For the last few years, I’ve been working in the C#/.NET ecosystem, where most of the day-to-day tools and technologies are pretty clearly defined and packaged by Microsoft. Sure, you need source control, nUnit, ReSharper, and CruiseControl, but that’s about it.

I’ve just finished my first week as a developer working on a Java project. My first impression: the entire ecosystem is huge. I’ve had to learn about a billion new words. Maven, Pom, Jmx, Spring, JBoss, JDK, ClassPath, VM Parameters, Jetty, TeamCity, beans, WARs, JARs, SARs, EE/SE/ME, etc. Well, maybe it’s not as many new words as I tried to learn in botany, but it felt like a lot to me this week.

But it has been good. The core languages between C# and Java are almost exactly the same, with the distinctions being really interesting. The Pragmatic Programmers suggest learning a new programming language every year, and I understand why. Even if I don’t keep at this whole Java thing long-term, I’ll come out of it a better C# developer.

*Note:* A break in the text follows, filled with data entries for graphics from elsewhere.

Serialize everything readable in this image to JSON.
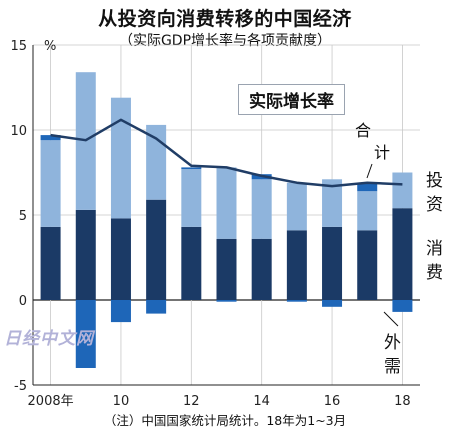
{
  "header": {
    "title": "从投资向消费转移的中国经济",
    "subtitle": "（实际GDP增长率与各项贡献度）"
  },
  "footer": {
    "note": "（注）中国国家统计局统计。18年为1~3月"
  },
  "watermark": "日经中文网",
  "callout": "实际增长率",
  "colors": {
    "investment": "#8fb4dc",
    "consumption": "#1b3a66",
    "external": "#1e66b8",
    "line": "#203d66"
  },
  "chart_data": {
    "type": "bar",
    "title": "从投资向消费转移的中国经济",
    "subtitle": "（实际GDP增长率与各项贡献度）",
    "ylabel": "%",
    "ylim": [
      -5,
      15
    ],
    "yticks": [
      "15",
      "10",
      "5",
      "0",
      "-5"
    ],
    "xtick_labels": [
      "2008年",
      "10",
      "12",
      "14",
      "16",
      "18"
    ],
    "categories": [
      "2008",
      "2009",
      "2010",
      "2011",
      "2012",
      "2013",
      "2014",
      "2015",
      "2016",
      "2017",
      "2018"
    ],
    "series": [
      {
        "name": "消费",
        "values": [
          4.3,
          5.3,
          4.8,
          5.9,
          4.3,
          3.6,
          3.6,
          4.1,
          4.3,
          4.1,
          5.4
        ]
      },
      {
        "name": "投资",
        "values": [
          5.1,
          8.1,
          7.1,
          4.4,
          3.4,
          4.2,
          3.5,
          2.8,
          2.8,
          2.3,
          2.1
        ]
      },
      {
        "name": "外需",
        "values": [
          0.3,
          -4.0,
          -1.3,
          -0.8,
          0.1,
          -0.1,
          0.3,
          -0.1,
          -0.4,
          0.5,
          -0.7
        ]
      },
      {
        "name": "合计",
        "values": [
          9.7,
          9.4,
          10.6,
          9.5,
          7.9,
          7.8,
          7.3,
          6.9,
          6.7,
          6.9,
          6.8
        ]
      }
    ],
    "series_labels": {
      "total": [
        "合",
        "计"
      ],
      "investment": [
        "投",
        "资"
      ],
      "consumption": [
        "消",
        "费"
      ],
      "external": [
        "外",
        "需"
      ]
    },
    "grid": true,
    "legend": "inline labels on right"
  }
}
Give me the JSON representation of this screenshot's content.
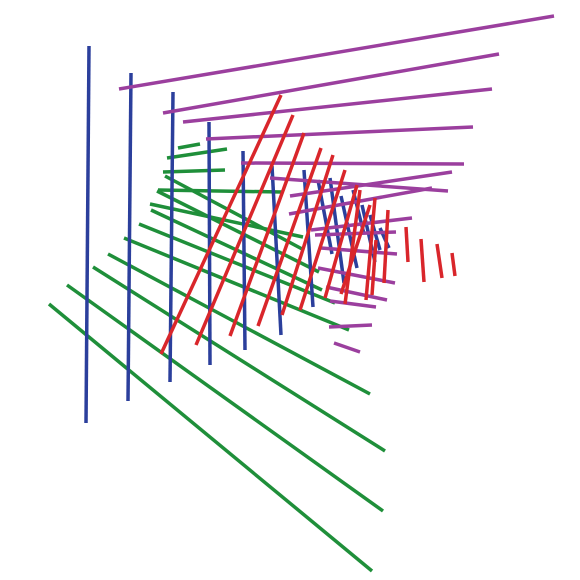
{
  "figure": {
    "background": "#ffffff",
    "colors": {
      "blue": "#2b3f9c",
      "purple": "#9b3f9e",
      "red": "#d9262b",
      "green": "#1f8f3a"
    },
    "stroke_families": [
      {
        "name": "blue-vertical-strokes",
        "color_key": "blue",
        "count": 14
      },
      {
        "name": "purple-horizontal-strokes",
        "color_key": "purple",
        "count": 16
      },
      {
        "name": "red-diagonal-strokes",
        "color_key": "red",
        "count": 16
      },
      {
        "name": "green-diagonal-strokes",
        "color_key": "green",
        "count": 14
      }
    ]
  }
}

Actually, this would make two new languages this year, if you’re willing to count scratch.

The best thing about this learning experience is that IntelliJ has the generally same keyboard shortcuts at Visual Studio with ReSharper (of course). When I saw that hitting ALT+F7 (find usages) on a setter method will show me the spot in the spring config xml where that value was set declaratively, I almost cried with joy.

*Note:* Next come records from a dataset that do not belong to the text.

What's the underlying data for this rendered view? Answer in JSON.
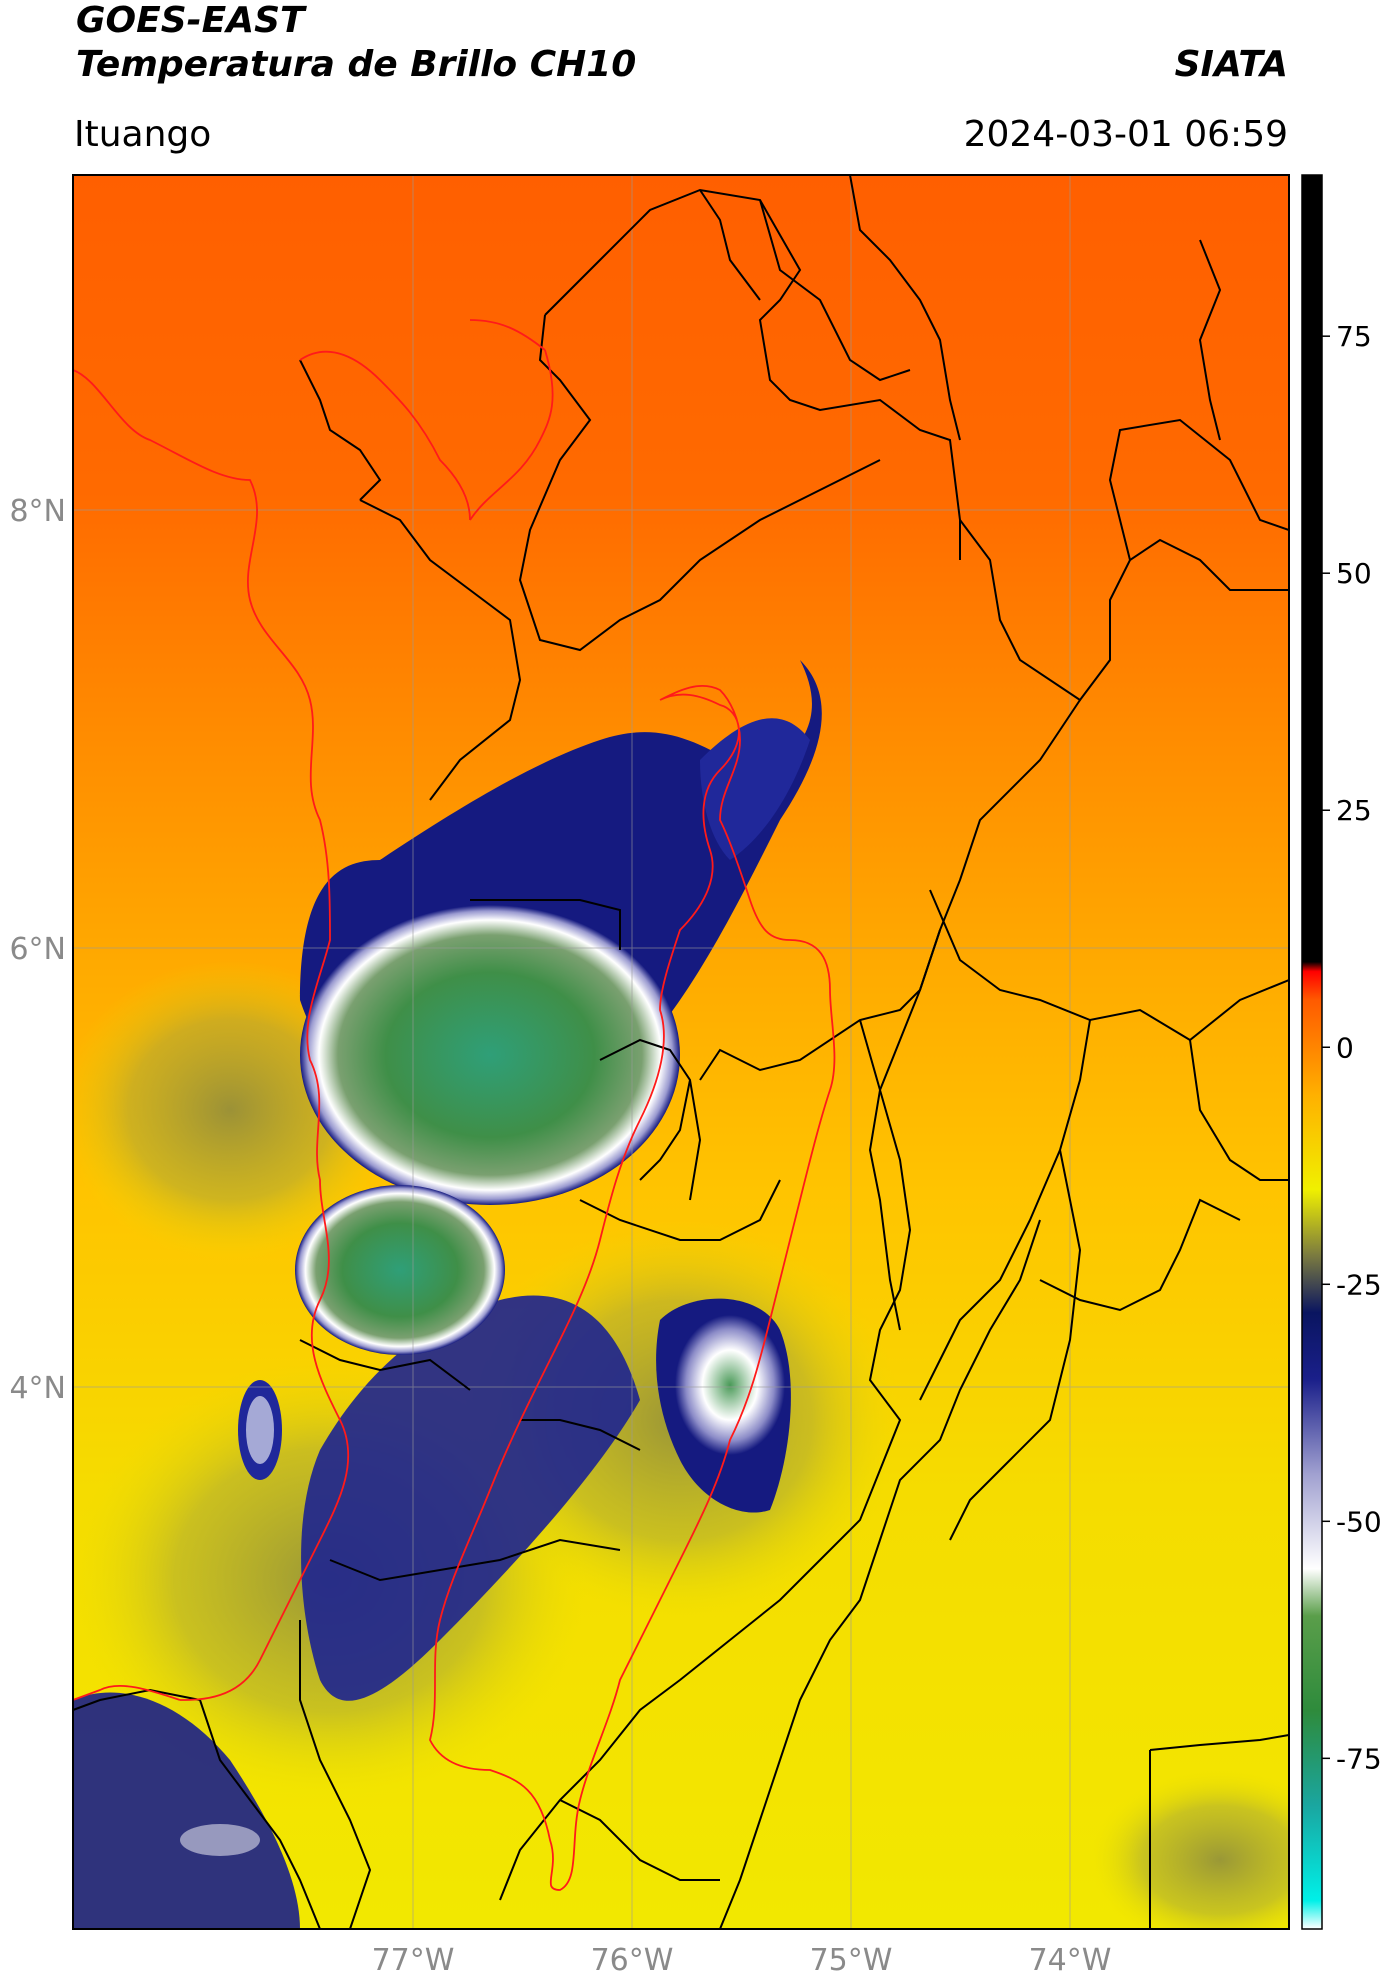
{
  "header": {
    "satellite": "GOES-EAST",
    "product": "Temperatura de Brillo CH10",
    "brand": "SIATA",
    "location": "Ituango",
    "timestamp": "2024-03-01 06:59"
  },
  "map": {
    "lat_ticks": [
      "8°N",
      "6°N",
      "4°N"
    ],
    "lon_ticks": [
      "77°W",
      "76°W",
      "75°W",
      "74°W"
    ],
    "border_colors": {
      "country": "#000000",
      "highlight_region": "#ff0000"
    }
  },
  "colorbar": {
    "ticks": [
      "75",
      "50",
      "25",
      "0",
      "-25",
      "-50",
      "-75"
    ],
    "tick_values": [
      75,
      50,
      25,
      0,
      -25,
      -50,
      -75
    ],
    "range": [
      -93,
      92
    ],
    "stops": [
      {
        "v": -93,
        "c": "#ffffff"
      },
      {
        "v": -90,
        "c": "#00f0e8"
      },
      {
        "v": -80,
        "c": "#1aa6a0"
      },
      {
        "v": -70,
        "c": "#2e8b3c"
      },
      {
        "v": -60,
        "c": "#5a9e4a"
      },
      {
        "v": -55,
        "c": "#ffffff"
      },
      {
        "v": -45,
        "c": "#a0a0d0"
      },
      {
        "v": -35,
        "c": "#1a1f8a"
      },
      {
        "v": -28,
        "c": "#0a1560"
      },
      {
        "v": -22,
        "c": "#7a7a40"
      },
      {
        "v": -15,
        "c": "#f0f000"
      },
      {
        "v": -5,
        "c": "#ffb000"
      },
      {
        "v": 5,
        "c": "#ff5a00"
      },
      {
        "v": 8,
        "c": "#ff0000"
      },
      {
        "v": 9,
        "c": "#000000"
      },
      {
        "v": 92,
        "c": "#000000"
      }
    ]
  },
  "colors": {
    "warm_orange": "#ff6a00",
    "mid_orange": "#ff9a00",
    "yellow": "#f5e400",
    "olive": "#9a9a3a",
    "deep_blue": "#151a80",
    "white": "#f4f4f4",
    "green": "#3c8c48",
    "teal": "#2aa58a"
  }
}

More C# Partial Class Testing Strategies

I can’t take credit for this approach, and even if I could, I probably wouldn’t, because it makes me feel kind of icky.

Anyway, I recently heard about a legacy code testing strategy where you mark your class as “partial”, and in another file, you add whatever public properties/methods you need for your tests. You make the contents of the second (testable file) conditionally compiled (the classic #IF DEBUG) so the encapsulation is still there for any release builds.

It’s kind of like endo-testing, but you’re extending the class “sideways” instead of “downwards”.

Basically, it’s breaking encapsulation in a controlled way, and for the most part, I think it’s a bad idea if you’re working with a new design. If, however, you’re trying to get some meaningful coverage for your legacy code (which wasn’t designed for testability) it can be a good stop-gap in dealing with the legacy code refactoring catch-22: where you don’t want to make changes without tests, but you can’t make tests without making changes. 

Any strategy, such as this one, which allows you to get the first layer of tests down before further refactoring, should be embraced as a good thing.  If you find that you need to do this for any new/original classes, my guess is that your class is too big and needs to be decomposed further into more cohesive and testable classes.